Since the continuum hypothesis is not provable or disprovable you can complete the set theory with CH or it's negation and get a new axiom system. Within that (first) system it's valid to use CH in a proof as it's a system where CH is an axiom.

Most mathematicians are only concerned with the standard ZFC set theory (including the axiom of choice). Therefore a statement with proof requiring CH would not concern most, even if you can transform the statement without needing to add the axiom (for example "If CH holds then the Cantor set has the same cardinality os $\mathbb R$).

So they would not discard it as being invalid (given that you assume CH as an axiom or prerequisite in your statement), they would discard it because it doesn't interrest them.
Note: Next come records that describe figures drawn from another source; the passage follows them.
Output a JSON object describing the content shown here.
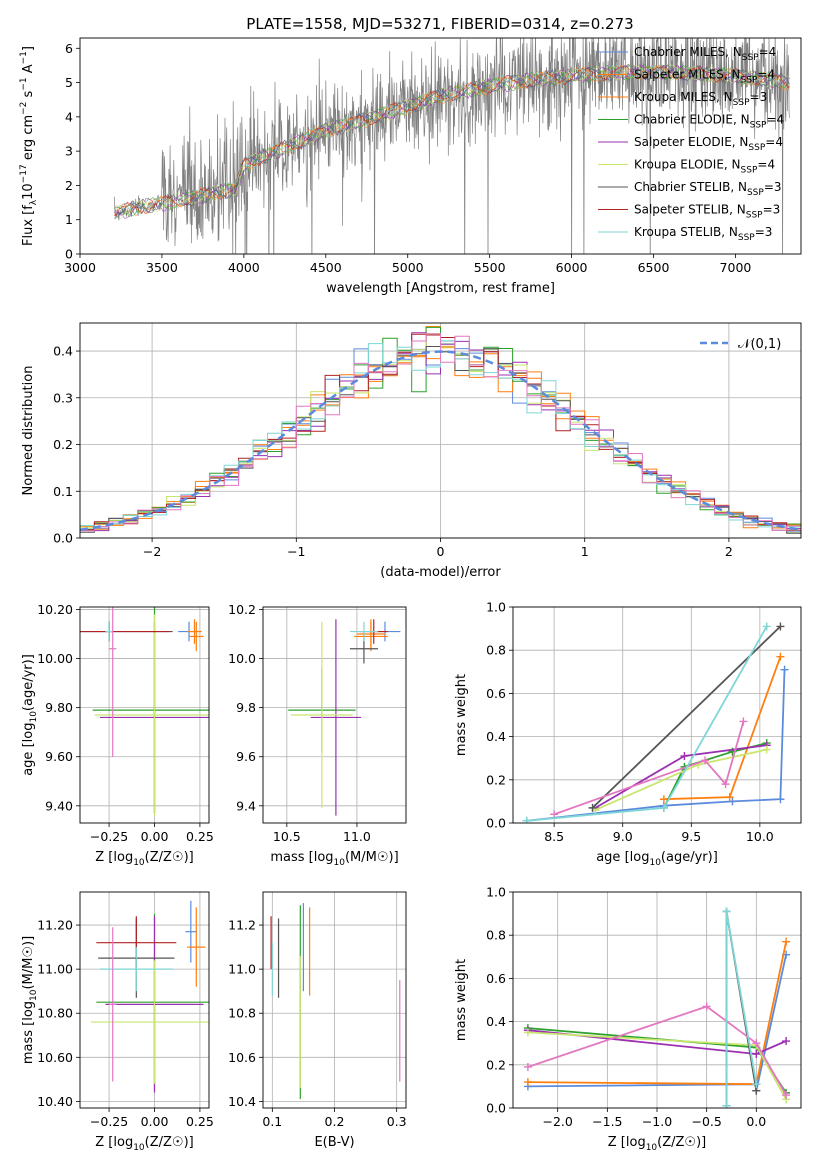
{
  "figure_title": "PLATE=1558, MJD=53271, FIBERID=0314, z=0.273",
  "series_styles": [
    {
      "name": "Chabrier MILES",
      "nssp": "4",
      "color": "#1f77b4"
    },
    {
      "name": "Salpeter MILES",
      "nssp": "4",
      "color": "#ff7f0e"
    },
    {
      "name": "Kroupa MILES",
      "nssp": "3",
      "color": "#ff7f0e"
    },
    {
      "name": "Chabrier ELODIE",
      "nssp": "4",
      "color": "#2ca02c"
    },
    {
      "name": "Salpeter ELODIE",
      "nssp": "4",
      "color": "#9b30b0"
    },
    {
      "name": "Kroupa ELODIE",
      "nssp": "4",
      "color": "#e0e040"
    },
    {
      "name": "Chabrier STELIB",
      "nssp": "3",
      "color": "#555555"
    },
    {
      "name": "Salpeter STELIB",
      "nssp": "3",
      "color": "#b22222"
    },
    {
      "name": "Kroupa STELIB",
      "nssp": "3",
      "color": "#7fd6d6"
    }
  ],
  "chart_data": [
    {
      "id": "spectrum",
      "type": "line",
      "xlabel": "wavelength [Angstrom, rest frame]",
      "ylabel": "Flux [f_λ 10^-17 erg cm^-2 s^-1 A^-1]",
      "xlim": [
        3000,
        7400
      ],
      "ylim": [
        0,
        6.3
      ],
      "xticks": [
        3000,
        3500,
        4000,
        4500,
        5000,
        5500,
        6000,
        6500,
        7000
      ],
      "yticks": [
        0,
        1,
        2,
        3,
        4,
        5,
        6
      ],
      "data_color": "#808080",
      "data_x_range": [
        3210,
        7330
      ],
      "model_continuum": {
        "x": [
          3210,
          3400,
          3600,
          3800,
          3950,
          4000,
          4200,
          4500,
          4800,
          5000,
          5200,
          5500,
          5800,
          6000,
          6300,
          6600,
          7000,
          7330
        ],
        "y": [
          1.2,
          1.4,
          1.55,
          1.75,
          1.9,
          2.6,
          3.0,
          3.6,
          4.0,
          4.3,
          4.6,
          4.9,
          5.1,
          5.2,
          5.3,
          5.3,
          5.2,
          5.0
        ]
      },
      "legend_position": "upper-right",
      "grid": false
    },
    {
      "id": "residuals",
      "type": "histogram",
      "xlabel": "(data-model)/error",
      "ylabel": "Normed distribution",
      "xlim": [
        -2.5,
        2.5
      ],
      "ylim": [
        0,
        0.46
      ],
      "xticks": [
        -2,
        -1,
        0,
        1,
        2
      ],
      "yticks": [
        0.0,
        0.1,
        0.2,
        0.3,
        0.4
      ],
      "bin_width": 0.1,
      "reference_curve": {
        "label": "𝒩(0,1)",
        "mean": 0,
        "sigma": 1,
        "color": "#5b8bdc",
        "style": "dashed"
      },
      "legend_position": "upper-right",
      "grid": true
    },
    {
      "id": "age-vs-Z",
      "type": "errorbar",
      "xlabel": "Z [log10(Z/Z☉)]",
      "ylabel": "age  [log10(age/yr)]",
      "xlim": [
        -0.41,
        0.3
      ],
      "ylim": [
        9.33,
        10.21
      ],
      "xticks": [
        -0.25,
        0.0,
        0.25
      ],
      "yticks": [
        9.4,
        9.6,
        9.8,
        10.0,
        10.2
      ],
      "points": [
        {
          "s": 0,
          "x": 0.19,
          "y": 10.11,
          "xerr": 0.06,
          "yerr": 0.04
        },
        {
          "s": 1,
          "x": 0.23,
          "y": 10.09,
          "xerr": 0.04,
          "yerr": 0.06
        },
        {
          "s": 2,
          "x": 0.22,
          "y": 10.11,
          "xerr": 0.04,
          "yerr": 0.05
        },
        {
          "s": 3,
          "x": 0.0,
          "y": 9.79,
          "xerr": 0.34,
          "yerr": 0.42
        },
        {
          "s": 4,
          "x": 0.0,
          "y": 9.76,
          "xerr": 0.3,
          "yerr": 0.39
        },
        {
          "s": 5,
          "x": 0.0,
          "y": 9.77,
          "xerr": 0.33,
          "yerr": 0.41
        },
        {
          "s": 6,
          "x": -0.25,
          "y": 10.11,
          "xerr": 0.35,
          "yerr": 0.04
        },
        {
          "s": 7,
          "x": -0.25,
          "y": 10.11,
          "xerr": 0.33,
          "yerr": 0.04
        },
        {
          "s": 8,
          "x": -0.25,
          "y": 10.11,
          "xerr": 0.02,
          "yerr": 0.04
        },
        {
          "s": 9,
          "x": -0.23,
          "y": 10.04,
          "xerr": 0.02,
          "yerr": 0.44
        }
      ]
    },
    {
      "id": "age-vs-mass",
      "type": "errorbar",
      "xlabel": "mass [log10(M/M☉)]",
      "ylabel": "",
      "xlim": [
        10.33,
        11.35
      ],
      "ylim": [
        9.33,
        10.21
      ],
      "xticks": [
        10.5,
        11.0
      ],
      "yticks": [
        9.4,
        9.6,
        9.8,
        10.0,
        10.2
      ],
      "points": [
        {
          "s": 0,
          "x": 11.2,
          "y": 10.11,
          "xerr": 0.11,
          "yerr": 0.04
        },
        {
          "s": 1,
          "x": 11.1,
          "y": 10.09,
          "xerr": 0.12,
          "yerr": 0.06
        },
        {
          "s": 2,
          "x": 11.1,
          "y": 10.1,
          "xerr": 0.1,
          "yerr": 0.06
        },
        {
          "s": 3,
          "x": 10.75,
          "y": 9.79,
          "xerr": 0.24,
          "yerr": 0.17
        },
        {
          "s": 4,
          "x": 10.85,
          "y": 9.76,
          "xerr": 0.18,
          "yerr": 0.4
        },
        {
          "s": 5,
          "x": 10.75,
          "y": 9.77,
          "xerr": 0.22,
          "yerr": 0.38
        },
        {
          "s": 6,
          "x": 11.05,
          "y": 10.04,
          "xerr": 0.1,
          "yerr": 0.06
        },
        {
          "s": 7,
          "x": 11.12,
          "y": 10.11,
          "xerr": 0.1,
          "yerr": 0.05
        },
        {
          "s": 8,
          "x": 11.05,
          "y": 10.11,
          "xerr": 0.1,
          "yerr": 0.04
        }
      ]
    },
    {
      "id": "weight-vs-age",
      "type": "line",
      "xlabel": "age  [log10(age/yr)]",
      "ylabel": "mass weight",
      "xlim": [
        8.2,
        10.3
      ],
      "ylim": [
        0,
        1.0
      ],
      "xticks": [
        8.5,
        9.0,
        9.5,
        10.0
      ],
      "yticks": [
        0.0,
        0.2,
        0.4,
        0.6,
        0.8,
        1.0
      ],
      "grid": true,
      "lines": [
        {
          "s": 0,
          "x": [
            8.3,
            9.3,
            9.8,
            10.15,
            10.18
          ],
          "y": [
            0.01,
            0.08,
            0.1,
            0.11,
            0.71
          ]
        },
        {
          "s": 1,
          "x": [
            9.3,
            9.78,
            10.15
          ],
          "y": [
            0.11,
            0.12,
            0.77
          ]
        },
        {
          "s": 3,
          "x": [
            9.3,
            9.45,
            9.8,
            10.05
          ],
          "y": [
            0.07,
            0.26,
            0.33,
            0.37
          ]
        },
        {
          "s": 4,
          "x": [
            8.8,
            9.45,
            10.05
          ],
          "y": [
            0.07,
            0.31,
            0.36
          ]
        },
        {
          "s": 5,
          "x": [
            8.8,
            9.55,
            10.05
          ],
          "y": [
            0.06,
            0.27,
            0.34
          ]
        },
        {
          "s": 6,
          "x": [
            8.78,
            10.15
          ],
          "y": [
            0.07,
            0.91
          ]
        },
        {
          "s": 9,
          "x": [
            8.5,
            9.6,
            9.75,
            9.88
          ],
          "y": [
            0.04,
            0.29,
            0.18,
            0.47
          ]
        },
        {
          "s": 8,
          "x": [
            8.3,
            9.3,
            10.05
          ],
          "y": [
            0.01,
            0.07,
            0.91
          ]
        }
      ]
    },
    {
      "id": "mass-vs-Z",
      "type": "errorbar",
      "xlabel": "Z [log10(Z/Z☉)]",
      "ylabel": "mass [log10(M/M☉)]",
      "xlim": [
        -0.41,
        0.3
      ],
      "ylim": [
        10.37,
        11.35
      ],
      "xticks": [
        -0.25,
        0.0,
        0.25
      ],
      "yticks": [
        10.4,
        10.6,
        10.8,
        11.0,
        11.2
      ],
      "points": [
        {
          "s": 0,
          "x": 0.2,
          "y": 11.17,
          "xerr": 0.03,
          "yerr": 0.14
        },
        {
          "s": 1,
          "x": 0.23,
          "y": 11.1,
          "xerr": 0.05,
          "yerr": 0.18
        },
        {
          "s": 3,
          "x": 0.0,
          "y": 10.85,
          "xerr": 0.32,
          "yerr": 0.4
        },
        {
          "s": 4,
          "x": 0.0,
          "y": 10.84,
          "xerr": 0.27,
          "yerr": 0.4
        },
        {
          "s": 5,
          "x": 0.0,
          "y": 10.76,
          "xerr": 0.35,
          "yerr": 0.28
        },
        {
          "s": 6,
          "x": -0.1,
          "y": 11.05,
          "xerr": 0.21,
          "yerr": 0.18
        },
        {
          "s": 7,
          "x": -0.1,
          "y": 11.12,
          "xerr": 0.22,
          "yerr": 0.12
        },
        {
          "s": 8,
          "x": -0.1,
          "y": 11.0,
          "xerr": 0.2,
          "yerr": 0.1
        },
        {
          "s": 9,
          "x": -0.23,
          "y": 10.84,
          "xerr": 0.02,
          "yerr": 0.35
        }
      ]
    },
    {
      "id": "mass-vs-EBV",
      "type": "errorbar",
      "xlabel": "E(B-V)",
      "ylabel": "",
      "xlim": [
        0.085,
        0.315
      ],
      "ylim": [
        10.37,
        11.35
      ],
      "xticks": [
        0.1,
        0.2,
        0.3
      ],
      "yticks": [
        10.4,
        10.6,
        10.8,
        11.0,
        11.2
      ],
      "points": [
        {
          "s": 0,
          "x": 0.15,
          "y": 11.1,
          "xerr": 0,
          "yerr": 0.2
        },
        {
          "s": 1,
          "x": 0.16,
          "y": 11.08,
          "xerr": 0,
          "yerr": 0.2
        },
        {
          "s": 3,
          "x": 0.145,
          "y": 10.85,
          "xerr": 0,
          "yerr": 0.44
        },
        {
          "s": 5,
          "x": 0.145,
          "y": 10.76,
          "xerr": 0,
          "yerr": 0.3
        },
        {
          "s": 6,
          "x": 0.11,
          "y": 11.05,
          "xerr": 0,
          "yerr": 0.18
        },
        {
          "s": 7,
          "x": 0.098,
          "y": 11.12,
          "xerr": 0,
          "yerr": 0.12
        },
        {
          "s": 8,
          "x": 0.1,
          "y": 11.0,
          "xerr": 0,
          "yerr": 0.12
        },
        {
          "s": 9,
          "x": 0.305,
          "y": 10.72,
          "xerr": 0,
          "yerr": 0.23
        }
      ]
    },
    {
      "id": "weight-vs-Z",
      "type": "line",
      "xlabel": "Z [log10(Z/Z☉)]",
      "ylabel": "mass weight",
      "xlim": [
        -2.45,
        0.45
      ],
      "ylim": [
        0,
        1.0
      ],
      "xticks": [
        -2.0,
        -1.5,
        -1.0,
        -0.5,
        0.0
      ],
      "yticks": [
        0.0,
        0.2,
        0.4,
        0.6,
        0.8,
        1.0
      ],
      "grid": true,
      "lines": [
        {
          "s": 0,
          "x": [
            -2.3,
            0.0,
            0.0,
            0.3
          ],
          "y": [
            0.1,
            0.11,
            0.08,
            0.71
          ]
        },
        {
          "s": 1,
          "x": [
            -2.3,
            0.0,
            0.3
          ],
          "y": [
            0.12,
            0.11,
            0.77
          ]
        },
        {
          "s": 3,
          "x": [
            -2.3,
            0.0,
            0.3
          ],
          "y": [
            0.37,
            0.28,
            0.07
          ]
        },
        {
          "s": 4,
          "x": [
            -2.3,
            0.0,
            0.3
          ],
          "y": [
            0.36,
            0.25,
            0.31
          ]
        },
        {
          "s": 5,
          "x": [
            -2.3,
            0.0,
            0.3
          ],
          "y": [
            0.35,
            0.29,
            0.04
          ]
        },
        {
          "s": 6,
          "x": [
            -0.3,
            -0.3,
            0.0
          ],
          "y": [
            0.01,
            0.91,
            0.08
          ]
        },
        {
          "s": 9,
          "x": [
            -2.3,
            -0.5,
            0.0,
            0.3
          ],
          "y": [
            0.19,
            0.47,
            0.3,
            0.06
          ]
        },
        {
          "s": 8,
          "x": [
            -0.3,
            -0.3,
            0.0
          ],
          "y": [
            0.01,
            0.91,
            0.11
          ]
        }
      ]
    }
  ]
}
Your example is a bit bad since you can prove the stament without having to use CH and therefore the proof would probably be discarded anyhow as relying on unrequired assumptions. Most would probably strive to drop as many requirements, making the prerequisite in a theorem as generic as possible

Since the CH is independent of the standard axiom set any concrete set you may have created without using the negation of CH will have the property that it will either be countable or have cardinality of at least $|\mathbb R|$ (or maybe that it's cardinality can't be decided - I would like to see such a set if it can be described). This is because if you could construct a set without using the negation of CH that has cardinality between $\mathbb Z$ and $\mathbb R$ you would have disproved the CH.

So hopefully for any uncountable set you encounter it should be possible to prove that it has cardinality of at least $|\mathbb R|$ without having to use the CH.